SALT LAKE CITY (AP)- Utah lawmakers took the first step Tuesday to get rid of a state law that bans the “advocacy of homosexuality” in schools, a move driven by a court challenge from gay rights groups.
The Senate Education Committee voted unanimously in favor of a Republican bill cutting the phrase from sex education law. The National Center for Lesbian Rights and Equality Utah sued last fall, saying the law creates a “chilling culture of silence that stigmatizes LGBTQ students” and exists only to express disapproval of being gay.
A number of states have similar laws, but few others are moving to overturn them, Equality Utah said. However, the group said it is not ready to drop the lawsuit.
The bill replaces the law’s ban on the “advocacy of homosexuality” with a ban on the “advocacy of premarital or extramarital sexual activity,” which already is generally outlawed in Utah schools.
Republican state Sen. Stuart Adams, who is sponsoring the proposal, said the replacement makes it clear that the state does not want teachers to promote sex outside marriage when they present opt-in, abstinence-based sex education.
Adams told lawmakers that the change is important because it allows all children, including LGBT students, to be treated equally and know they are welcome.
Doubling down on the sex-outside-marriage ban appeared key to securing support from several conservative groups. They testified in favor of the bill, saying they want all students to know they should not have sex outside marriage.
“This could have been a very divisive bill with hours and hours of debate,” Republican Sen. Howard Stephenson said.
“But what you’ve done here is create win-win.”
The proposal now goes to the full Senate for debate, though its passage won’t necessarily end the lawsuit, Cliff Rosky, Equality Utah’s legal adviser, told reporters after he testified in favor of the bill.
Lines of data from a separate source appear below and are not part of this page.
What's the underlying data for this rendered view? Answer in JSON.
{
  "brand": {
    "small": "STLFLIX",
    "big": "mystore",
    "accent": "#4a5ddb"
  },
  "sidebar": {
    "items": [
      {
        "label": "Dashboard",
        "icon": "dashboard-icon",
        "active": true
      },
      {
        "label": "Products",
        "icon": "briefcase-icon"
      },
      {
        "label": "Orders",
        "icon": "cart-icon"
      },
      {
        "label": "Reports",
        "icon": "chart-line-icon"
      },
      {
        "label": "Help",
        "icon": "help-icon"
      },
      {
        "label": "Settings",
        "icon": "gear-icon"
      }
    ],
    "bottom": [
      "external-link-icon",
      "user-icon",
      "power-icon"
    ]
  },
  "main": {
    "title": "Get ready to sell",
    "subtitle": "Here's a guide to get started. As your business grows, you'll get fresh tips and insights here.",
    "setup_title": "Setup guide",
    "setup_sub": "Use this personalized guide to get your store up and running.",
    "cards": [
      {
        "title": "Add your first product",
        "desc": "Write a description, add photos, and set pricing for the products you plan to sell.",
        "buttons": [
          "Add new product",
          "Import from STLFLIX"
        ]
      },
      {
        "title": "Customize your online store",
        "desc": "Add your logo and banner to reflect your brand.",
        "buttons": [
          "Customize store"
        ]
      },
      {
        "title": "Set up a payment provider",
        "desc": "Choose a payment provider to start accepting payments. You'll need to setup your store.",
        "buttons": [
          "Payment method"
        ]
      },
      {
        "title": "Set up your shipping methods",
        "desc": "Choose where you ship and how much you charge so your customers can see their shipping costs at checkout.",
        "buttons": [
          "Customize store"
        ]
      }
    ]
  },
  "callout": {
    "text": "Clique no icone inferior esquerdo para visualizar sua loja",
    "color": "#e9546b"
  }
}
The group wants to make clear that schools can’t use other loopholes in Utah law or even refer to the state’s now-overturned ban against same-sex marriage to discriminate against LGBT students, he said.
Another part of the sex education law, for example, bans instruction that could “facilitate or encourage the violation of any state or federal criminal law,” Rosky said. Utah still has laws on the books banning same-sex marriage and criminalizing sodomy, though both have been overturned by the U.S. Supreme Court.
“We have to make sure that every public school in the state understands that they can’t be enforced even with respect to the sex-ed law,” Rosky said.
The gay rights group and the state filed a joint motion Friday asking a federal court to pause the lawsuit while lawmakers consider the bill.
Equality Utah Executive Director Troy Williams said that if the bill passes, it would alleviate much of the group’s concerns. But it would still work to address the others through the courts or a settlement, he said.
Adams, the bill sponsor, said later Tuesday that the attorney general’s office suggested lawmakers change the law, but he didn’t know if they expected it to end the lawsuit.
Dan Burton, a spokesman for Attorney General Sean Reyes, said the bill addresses issues at the core of the lawsuit. But he said, “We cannot predict what the court will do.”